Of great importance are the vows that are spoken—occasionally memorized—by bride and groom. Most ministers will have a number of sets of vows from which the couple can choose. Sometimes they combine parts of different vows, and sometimes they write out their own vows. What is essential in the vows is the promise before God and to each other to remain faithful until death, or as long as they both shall live. The Reformed minister ought to insist that this is included in the vows, or refuse to allow the use of the desired vows. We have heard vows that included the promise to remain faithful to each other “so long as our love shall last.” So long as their love lasts—that is a recipe for certain disaster! It often happens on account of the fact that “married persons are generally, by reason of sin, subject to many troubles and afflictions,” that love cools. Sadly, it may even come to it that husband and wife “fall out of love.” No matter; by virtue of their marriage and God’s will that marriage is for life, they are called to remain faithful to each other. They may not divorce! The vows spoken at the time of the wedding must commit husband and wife to each other “so long as they both shall live.”

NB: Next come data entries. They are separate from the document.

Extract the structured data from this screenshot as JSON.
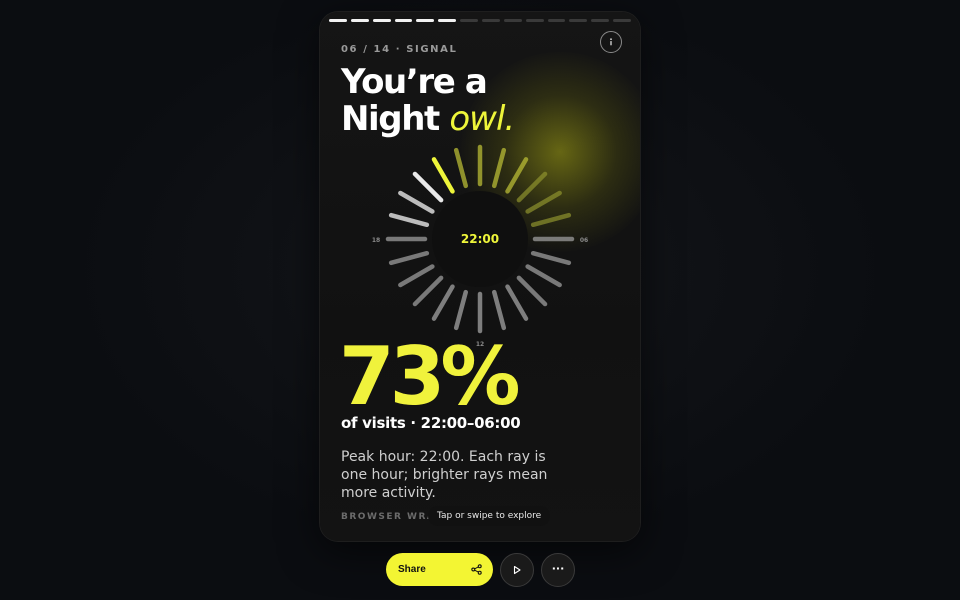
{
  "story": {
    "kicker": "06 / 14 · SIGNAL",
    "title_line1": "You’re a",
    "title_line2": "Night",
    "title_accent": "owl.",
    "stat": "73%",
    "range": "of visits · 22:00–06:00",
    "description": "Peak hour: 22:00. Each ray is one hour; brighter rays mean more activity.",
    "brand": "BROWSER WRAPPED",
    "hint": "Tap or swipe to explore",
    "progress": {
      "total": 14,
      "current": 6
    }
  },
  "dial": {
    "center_label": "22:00",
    "tick_labels": {
      "left": "18",
      "right": "06",
      "bottom": "12"
    },
    "peak_hour": 22,
    "highlight_color": "#eef53a",
    "base_color": "#8c8c8c"
  },
  "actions": {
    "share_label": "Share",
    "play_icon": "play-icon",
    "more_label": "···"
  },
  "icons": {
    "info": "info-icon",
    "share": "share-icon"
  }
}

Usually the couple chooses the text on which the officiating minister gives a brief meditation—twenty minutes or so. Most ministers have a list of texts from which couples can choose. If nothing else, the list can give them some ideas. Frankly, we enjoy hearing a message on a new and different text, out of the ordinary and the expected. It is almost always possible to make an application of a text to the specific situation of marriage. Couples should be encouraged to come up with something unique for their wedding text.

There is always room for a personal touch in a wedding ceremony—something that sets your wedding apart and makes it memorable for those who attend. In our wedding, my wife recited Ruth 1:16, 17 to me immediately after we lit the unity candle. When it came to the end of the concluding prayer in the form, we took over from the minister and recited the Lord’s Prayer together. And there are all kinds of other possibilities. I collected wedding programs and always gave the engaged couple a packet that included a handful of these programs. Comparing them often gave the couple ideas for their own wedding ceremony. There are also a number of worthwhile books designed to assist in wedding planning. One that I regularly lend to couples is The Christian Wedding Planner, by Ruth Muzzy and R. Kent Hughes. But in the essentials, our wedding ceremonies must be fundamentally the same. We must strive to be distinctively Reformed. We must be Reformed not only in our doctrine of marriage, but also in our marriage ceremonies.